Rachel in Love by Pat Murphy


Rachel in Love by Pat Murphy
Publisher: Untreed Reads
Genre: Sci-Fi/Fantasy, Contemporary
Length: Short Story (22 pages)
Rating: 4.5 Stars
Reviewed by Astilbe

Rachel has the mind of a teenage girl, but the body and the innocent heart of a young chimp. Sometimes when she looks at her gnarled brown fingers, they seem alien, wrong, out of place. She remembers having small, pale, delicate hands with painted fingernails. Memories lie upon memories, layers upon layers, like the sedimentary rocks of the desert buttes.

Aaron Jacobs, the man Rachel calls father, was a neurologist who discovered how to capture the electrical pattern of a living brain’s thoughts and memories. When his daughter died unexpectedly, the grieving father imposed the electrical pattern of the girl’s brain on a young chimp, creating Rachel, a chimp he recognizes as his daughter.

Rachel knows that she is a real girl – but when Aaron Jacobs dies, she must make her way in a world that treats her as nothing but an animal.

What does it mean to be a person? If the brain patterns of a human child are successfully transferred into a chimpanzee does that mean the subject deserves all of the rights and responsibilities of a human being? Imagine what it would be like navigate a society that doesn’t yet know it needs to grapple with these questions!

Rachel may not look like other girls her age but she experiences the same emotions: grief, love, fear, and hope. Her identity may be confusing to others but Rachel has integrated her memories of life as a human child with her new body. It was delightful to see how quickly she can jump from the strengths given to her by her chimpanzee side and the ones that came after the operation.

In certain ways Rachel was disabled by this experiment. She is quite intelligent but can only communicate through sign language due to how chimpanzee larynxes are positioned in their throats. She also lost some behaviours and instincts that inform chimpanzee behavior. Yet the same physiological and psychological differences that hold her back from fully participating in human society also enable this character to accomplish tasks that would normally be almost impossible.

I would have loved to learn more about the neurological experiment that takes place before the plot begins. Exactly how Rachel ended up with a humanlike brain was never described in great detail but as a lay person I wondered if the information the author did provide would make sense to readers who have backgrounds in neurology. The idea of preserving a personality after their death by transferring it to a new mind is fascinating. Often science fiction predicts medical advances years before they take place and I finished this story wondering if a future generation’s breakthrough was foreshadowed when this tale was originally released in the late 1980s.

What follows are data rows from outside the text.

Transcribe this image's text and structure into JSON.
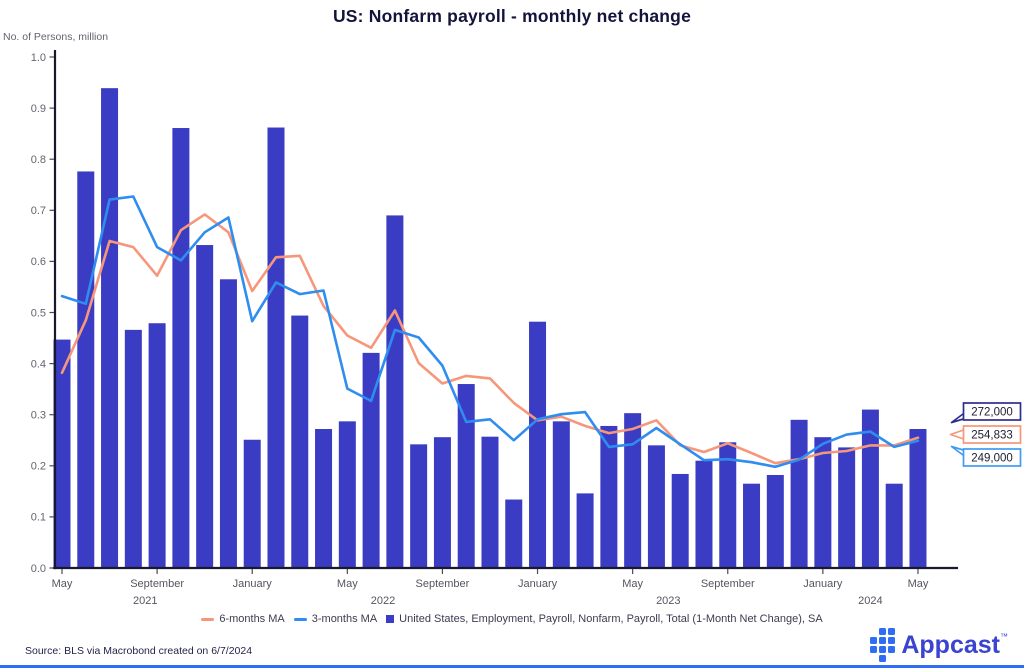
{
  "header": {
    "title": "US: Nonfarm payroll - monthly net change"
  },
  "chart_data": {
    "type": "bar",
    "title": "US: Nonfarm payroll - monthly net change",
    "ylabel": "No. of Persons, million",
    "xlabel": "",
    "ylim": [
      0.0,
      1.0
    ],
    "y_tick_step": 0.1,
    "grid": false,
    "legend_position": "bottom",
    "months": [
      "May",
      "June",
      "July",
      "August",
      "September",
      "October",
      "November",
      "December",
      "January",
      "February",
      "March",
      "April",
      "May",
      "June",
      "July",
      "August",
      "September",
      "October",
      "November",
      "December",
      "January",
      "February",
      "March",
      "April",
      "May",
      "June",
      "July",
      "August",
      "September",
      "October",
      "November",
      "December",
      "January",
      "February",
      "March",
      "April",
      "May"
    ],
    "years": [
      2021,
      2021,
      2021,
      2021,
      2021,
      2021,
      2021,
      2021,
      2022,
      2022,
      2022,
      2022,
      2022,
      2022,
      2022,
      2022,
      2022,
      2022,
      2022,
      2022,
      2023,
      2023,
      2023,
      2023,
      2023,
      2023,
      2023,
      2023,
      2023,
      2023,
      2023,
      2023,
      2024,
      2024,
      2024,
      2024,
      2024
    ],
    "x_tick_months": [
      "May",
      "September",
      "January"
    ],
    "series": [
      {
        "name": "United States, Employment, Payroll, Nonfarm, Payroll, Total (1-Month Net Change), SA",
        "type": "bar",
        "color": "#3a3cc3",
        "values": [
          0.447,
          0.776,
          0.939,
          0.466,
          0.479,
          0.861,
          0.632,
          0.565,
          0.251,
          0.862,
          0.494,
          0.272,
          0.287,
          0.421,
          0.69,
          0.242,
          0.256,
          0.36,
          0.257,
          0.134,
          0.482,
          0.287,
          0.146,
          0.278,
          0.303,
          0.24,
          0.184,
          0.21,
          0.246,
          0.165,
          0.182,
          0.29,
          0.256,
          0.236,
          0.31,
          0.165,
          0.272
        ]
      },
      {
        "name": "6-months MA",
        "type": "line",
        "color": "#f6977b",
        "values": [
          0.382,
          0.485,
          0.64,
          0.628,
          0.572,
          0.661,
          0.692,
          0.657,
          0.542,
          0.608,
          0.611,
          0.513,
          0.455,
          0.431,
          0.504,
          0.401,
          0.361,
          0.376,
          0.371,
          0.323,
          0.289,
          0.296,
          0.278,
          0.264,
          0.272,
          0.289,
          0.24,
          0.227,
          0.244,
          0.225,
          0.205,
          0.213,
          0.225,
          0.229,
          0.24,
          0.24,
          0.255
        ]
      },
      {
        "name": "3-months MA",
        "type": "line",
        "color": "#2f8def",
        "values": [
          0.532,
          0.517,
          0.721,
          0.727,
          0.628,
          0.602,
          0.657,
          0.686,
          0.483,
          0.559,
          0.536,
          0.543,
          0.351,
          0.327,
          0.466,
          0.451,
          0.396,
          0.286,
          0.291,
          0.25,
          0.291,
          0.301,
          0.305,
          0.237,
          0.242,
          0.274,
          0.242,
          0.211,
          0.213,
          0.207,
          0.198,
          0.212,
          0.243,
          0.261,
          0.267,
          0.237,
          0.249
        ]
      }
    ],
    "callouts": [
      {
        "label": "272,000",
        "series": 0,
        "border_color": "#2d2d8f"
      },
      {
        "label": "254,833",
        "series": 1,
        "border_color": "#f6977b"
      },
      {
        "label": "249,000",
        "series": 2,
        "border_color": "#3f9bf5"
      }
    ]
  },
  "legend": {
    "items": [
      {
        "label": "6-months MA",
        "swatch": "line",
        "color": "#f6977b"
      },
      {
        "label": "3-months MA",
        "swatch": "line",
        "color": "#2f8def"
      },
      {
        "label": "United States, Employment, Payroll, Nonfarm, Payroll, Total (1-Month Net Change), SA",
        "swatch": "square",
        "color": "#3a3cc3"
      }
    ]
  },
  "footer": {
    "source": "Source: BLS via Macrobond created on 6/7/2024"
  },
  "brand": {
    "name": "Appcast",
    "tm": "™"
  }
}
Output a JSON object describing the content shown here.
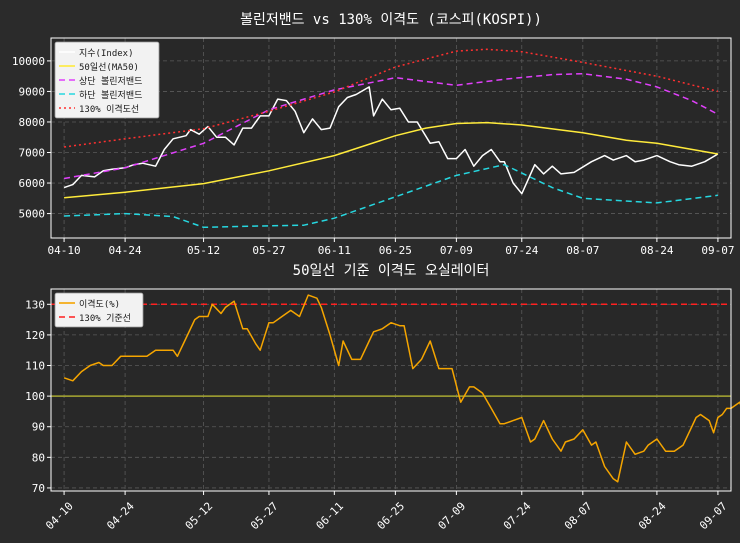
{
  "chart_data": [
    {
      "type": "line",
      "title": "볼린저밴드 vs 130% 이격도 (코스피(KOSPI))",
      "xlabel": "",
      "ylabel": "",
      "x_tick_labels": [
        "04-10",
        "04-24",
        "05-12",
        "05-27",
        "06-11",
        "06-25",
        "07-09",
        "07-24",
        "08-07",
        "08-24",
        "09-07"
      ],
      "x_tick_dates": [
        "2023-04-10",
        "2023-04-24",
        "2023-05-12",
        "2023-05-27",
        "2023-06-11",
        "2023-06-25",
        "2023-07-09",
        "2023-07-24",
        "2023-08-07",
        "2023-08-24",
        "2023-09-07"
      ],
      "x_range": [
        "2023-04-07",
        "2023-09-10"
      ],
      "ylim": [
        4200,
        10750
      ],
      "y_ticks": [
        5000,
        6000,
        7000,
        8000,
        9000,
        10000
      ],
      "grid": true,
      "legend_position": "top-left",
      "series": [
        {
          "name": "지수(Index)",
          "color": "#ffffff",
          "style": "solid",
          "points": [
            [
              "2023-04-10",
              5850
            ],
            [
              "2023-04-12",
              5950
            ],
            [
              "2023-04-14",
              6250
            ],
            [
              "2023-04-17",
              6200
            ],
            [
              "2023-04-19",
              6400
            ],
            [
              "2023-04-21",
              6450
            ],
            [
              "2023-04-24",
              6500
            ],
            [
              "2023-04-26",
              6600
            ],
            [
              "2023-04-28",
              6650
            ],
            [
              "2023-05-01",
              6550
            ],
            [
              "2023-05-03",
              7100
            ],
            [
              "2023-05-05",
              7450
            ],
            [
              "2023-05-08",
              7550
            ],
            [
              "2023-05-09",
              7750
            ],
            [
              "2023-05-11",
              7600
            ],
            [
              "2023-05-13",
              7850
            ],
            [
              "2023-05-15",
              7500
            ],
            [
              "2023-05-17",
              7500
            ],
            [
              "2023-05-19",
              7250
            ],
            [
              "2023-05-21",
              7800
            ],
            [
              "2023-05-23",
              7800
            ],
            [
              "2023-05-25",
              8200
            ],
            [
              "2023-05-27",
              8200
            ],
            [
              "2023-05-29",
              8750
            ],
            [
              "2023-05-31",
              8700
            ],
            [
              "2023-06-02",
              8350
            ],
            [
              "2023-06-04",
              7650
            ],
            [
              "2023-06-06",
              8100
            ],
            [
              "2023-06-08",
              7750
            ],
            [
              "2023-06-10",
              7800
            ],
            [
              "2023-06-12",
              8500
            ],
            [
              "2023-06-14",
              8800
            ],
            [
              "2023-06-16",
              8900
            ],
            [
              "2023-06-19",
              9150
            ],
            [
              "2023-06-20",
              8200
            ],
            [
              "2023-06-22",
              8750
            ],
            [
              "2023-06-24",
              8400
            ],
            [
              "2023-06-26",
              8450
            ],
            [
              "2023-06-28",
              8000
            ],
            [
              "2023-06-30",
              8000
            ],
            [
              "2023-07-03",
              7300
            ],
            [
              "2023-07-05",
              7350
            ],
            [
              "2023-07-07",
              6800
            ],
            [
              "2023-07-09",
              6800
            ],
            [
              "2023-07-11",
              7100
            ],
            [
              "2023-07-13",
              6550
            ],
            [
              "2023-07-15",
              6900
            ],
            [
              "2023-07-17",
              7100
            ],
            [
              "2023-07-19",
              6700
            ],
            [
              "2023-07-20",
              6700
            ],
            [
              "2023-07-22",
              6000
            ],
            [
              "2023-07-24",
              5650
            ],
            [
              "2023-07-27",
              6600
            ],
            [
              "2023-07-29",
              6300
            ],
            [
              "2023-07-31",
              6550
            ],
            [
              "2023-08-02",
              6300
            ],
            [
              "2023-08-05",
              6350
            ],
            [
              "2023-08-09",
              6700
            ],
            [
              "2023-08-12",
              6900
            ],
            [
              "2023-08-14",
              6750
            ],
            [
              "2023-08-17",
              6900
            ],
            [
              "2023-08-19",
              6700
            ],
            [
              "2023-08-21",
              6750
            ],
            [
              "2023-08-24",
              6900
            ],
            [
              "2023-08-27",
              6700
            ],
            [
              "2023-08-29",
              6600
            ],
            [
              "2023-09-01",
              6550
            ],
            [
              "2023-09-04",
              6700
            ],
            [
              "2023-09-07",
              6950
            ]
          ]
        },
        {
          "name": "50일선(MA50)",
          "color": "#ffeb3b",
          "style": "solid",
          "points": [
            [
              "2023-04-10",
              5520
            ],
            [
              "2023-04-24",
              5700
            ],
            [
              "2023-05-12",
              5980
            ],
            [
              "2023-05-27",
              6400
            ],
            [
              "2023-06-11",
              6900
            ],
            [
              "2023-06-25",
              7550
            ],
            [
              "2023-07-02",
              7800
            ],
            [
              "2023-07-09",
              7950
            ],
            [
              "2023-07-16",
              7980
            ],
            [
              "2023-07-24",
              7900
            ],
            [
              "2023-08-07",
              7650
            ],
            [
              "2023-08-17",
              7400
            ],
            [
              "2023-08-24",
              7300
            ],
            [
              "2023-09-07",
              6950
            ]
          ]
        },
        {
          "name": "상단 볼린저밴드",
          "color": "#e040fb",
          "style": "dashed",
          "points": [
            [
              "2023-04-10",
              6150
            ],
            [
              "2023-04-24",
              6500
            ],
            [
              "2023-05-12",
              7300
            ],
            [
              "2023-05-27",
              8400
            ],
            [
              "2023-06-11",
              9050
            ],
            [
              "2023-06-25",
              9450
            ],
            [
              "2023-07-09",
              9200
            ],
            [
              "2023-07-20",
              9400
            ],
            [
              "2023-07-31",
              9550
            ],
            [
              "2023-08-07",
              9580
            ],
            [
              "2023-08-17",
              9400
            ],
            [
              "2023-08-24",
              9150
            ],
            [
              "2023-09-01",
              8700
            ],
            [
              "2023-09-07",
              8250
            ]
          ]
        },
        {
          "name": "하단 볼린저밴드",
          "color": "#26d7e0",
          "style": "dashed",
          "points": [
            [
              "2023-04-10",
              4920
            ],
            [
              "2023-04-24",
              5000
            ],
            [
              "2023-05-05",
              4900
            ],
            [
              "2023-05-12",
              4550
            ],
            [
              "2023-05-27",
              4600
            ],
            [
              "2023-06-04",
              4620
            ],
            [
              "2023-06-11",
              4850
            ],
            [
              "2023-06-25",
              5550
            ],
            [
              "2023-07-09",
              6250
            ],
            [
              "2023-07-20",
              6600
            ],
            [
              "2023-07-31",
              5850
            ],
            [
              "2023-08-07",
              5500
            ],
            [
              "2023-08-24",
              5350
            ],
            [
              "2023-09-07",
              5600
            ]
          ]
        },
        {
          "name": "130% 이격도선",
          "color": "#ff3030",
          "style": "dotted",
          "points": [
            [
              "2023-04-10",
              7180
            ],
            [
              "2023-04-24",
              7450
            ],
            [
              "2023-05-12",
              7780
            ],
            [
              "2023-05-27",
              8350
            ],
            [
              "2023-06-11",
              8980
            ],
            [
              "2023-06-25",
              9800
            ],
            [
              "2023-07-09",
              10320
            ],
            [
              "2023-07-16",
              10380
            ],
            [
              "2023-07-24",
              10300
            ],
            [
              "2023-08-07",
              9950
            ],
            [
              "2023-08-24",
              9500
            ],
            [
              "2023-09-07",
              9000
            ]
          ]
        }
      ]
    },
    {
      "type": "line",
      "title": "50일선 기준 이격도 오실레이터",
      "xlabel": "",
      "ylabel": "",
      "x_tick_labels": [
        "04-10",
        "04-24",
        "05-12",
        "05-27",
        "06-11",
        "06-25",
        "07-09",
        "07-24",
        "08-07",
        "08-24",
        "09-07"
      ],
      "x_tick_dates": [
        "2023-04-10",
        "2023-04-24",
        "2023-05-12",
        "2023-05-27",
        "2023-06-11",
        "2023-06-25",
        "2023-07-09",
        "2023-07-24",
        "2023-08-07",
        "2023-08-24",
        "2023-09-07"
      ],
      "x_range": [
        "2023-04-07",
        "2023-09-10"
      ],
      "ylim": [
        69,
        135
      ],
      "y_ticks": [
        70,
        80,
        90,
        100,
        110,
        120,
        130
      ],
      "grid": true,
      "legend_position": "top-left",
      "reference_lines": [
        {
          "name": "130% 기준선",
          "value": 130,
          "color": "#ff2020",
          "style": "dashed"
        },
        {
          "value": 100,
          "color": "#a8a832",
          "style": "solid"
        }
      ],
      "series": [
        {
          "name": "이격도(%)",
          "color": "#f5a500",
          "style": "solid",
          "points": [
            [
              "2023-04-10",
              106
            ],
            [
              "2023-04-12",
              105
            ],
            [
              "2023-04-14",
              108
            ],
            [
              "2023-04-16",
              110
            ],
            [
              "2023-04-18",
              111
            ],
            [
              "2023-04-19",
              110
            ],
            [
              "2023-04-21",
              110
            ],
            [
              "2023-04-23",
              113
            ],
            [
              "2023-04-25",
              113
            ],
            [
              "2023-04-27",
              113
            ],
            [
              "2023-04-29",
              113
            ],
            [
              "2023-05-01",
              115
            ],
            [
              "2023-05-03",
              115
            ],
            [
              "2023-05-05",
              115
            ],
            [
              "2023-05-06",
              113
            ],
            [
              "2023-05-08",
              119
            ],
            [
              "2023-05-10",
              125
            ],
            [
              "2023-05-11",
              126
            ],
            [
              "2023-05-13",
              126
            ],
            [
              "2023-05-14",
              130
            ],
            [
              "2023-05-16",
              127
            ],
            [
              "2023-05-17",
              129
            ],
            [
              "2023-05-19",
              131
            ],
            [
              "2023-05-21",
              122
            ],
            [
              "2023-05-22",
              122
            ],
            [
              "2023-05-24",
              117
            ],
            [
              "2023-05-25",
              115
            ],
            [
              "2023-05-27",
              124
            ],
            [
              "2023-05-28",
              124
            ],
            [
              "2023-05-30",
              126
            ],
            [
              "2023-06-01",
              128
            ],
            [
              "2023-06-03",
              126
            ],
            [
              "2023-06-05",
              133
            ],
            [
              "2023-06-07",
              132
            ],
            [
              "2023-06-08",
              129
            ],
            [
              "2023-06-10",
              120
            ],
            [
              "2023-06-12",
              110
            ],
            [
              "2023-06-13",
              118
            ],
            [
              "2023-06-15",
              112
            ],
            [
              "2023-06-17",
              112
            ],
            [
              "2023-06-19",
              118
            ],
            [
              "2023-06-20",
              121
            ],
            [
              "2023-06-22",
              122
            ],
            [
              "2023-06-24",
              124
            ],
            [
              "2023-06-26",
              123
            ],
            [
              "2023-06-27",
              123
            ],
            [
              "2023-06-29",
              109
            ],
            [
              "2023-07-01",
              112
            ],
            [
              "2023-07-03",
              118
            ],
            [
              "2023-07-05",
              109
            ],
            [
              "2023-07-06",
              109
            ],
            [
              "2023-07-08",
              109
            ],
            [
              "2023-07-10",
              98
            ],
            [
              "2023-07-12",
              103
            ],
            [
              "2023-07-13",
              103
            ],
            [
              "2023-07-15",
              101
            ],
            [
              "2023-07-17",
              96
            ],
            [
              "2023-07-19",
              91
            ],
            [
              "2023-07-20",
              91
            ],
            [
              "2023-07-22",
              92
            ],
            [
              "2023-07-24",
              93
            ],
            [
              "2023-07-26",
              85
            ],
            [
              "2023-07-27",
              86
            ],
            [
              "2023-07-29",
              92
            ],
            [
              "2023-07-31",
              86
            ],
            [
              "2023-08-02",
              82
            ],
            [
              "2023-08-03",
              85
            ],
            [
              "2023-08-05",
              86
            ],
            [
              "2023-08-07",
              89
            ],
            [
              "2023-08-09",
              84
            ],
            [
              "2023-08-10",
              85
            ],
            [
              "2023-08-12",
              77
            ],
            [
              "2023-08-14",
              73
            ],
            [
              "2023-08-15",
              72
            ],
            [
              "2023-08-17",
              85
            ],
            [
              "2023-08-19",
              81
            ],
            [
              "2023-08-21",
              82
            ],
            [
              "2023-08-22",
              84
            ],
            [
              "2023-08-24",
              86
            ],
            [
              "2023-08-26",
              82
            ],
            [
              "2023-08-28",
              82
            ],
            [
              "2023-08-30",
              84
            ],
            [
              "2023-09-01",
              90
            ],
            [
              "2023-09-02",
              93
            ],
            [
              "2023-09-03",
              94
            ],
            [
              "2023-09-05",
              92
            ],
            [
              "2023-09-06",
              88
            ],
            [
              "2023-09-07",
              93
            ],
            [
              "2023-09-08",
              94
            ],
            [
              "2023-09-09",
              96
            ],
            [
              "2023-09-10",
              96
            ],
            [
              "2023-09-11",
              97
            ],
            [
              "2023-09-12",
              98
            ],
            [
              "2023-09-13",
              94
            ],
            [
              "2023-09-14",
              100
            ]
          ]
        }
      ]
    }
  ]
}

The plot is so exciting and well-paced that this is a small criticism, though. The fate I thought Rachel would meet is not quite the one that ended up awaiting her. From the first page to the last I was caught up in what was happening to her and hoping that she’d find a way to master every obstacle in her past. Some plot twists were easy to predict but others were more surprising.

By the end of Rachel in Love I was asking myself an even better question that the ones that I asked at the beginning of this review: should human rights be restricted to humans? Sometimes ethical codes shift in a heartbeat for excellent reasons. What better way to explore them than by meeting someone as unforgettable as Rachel?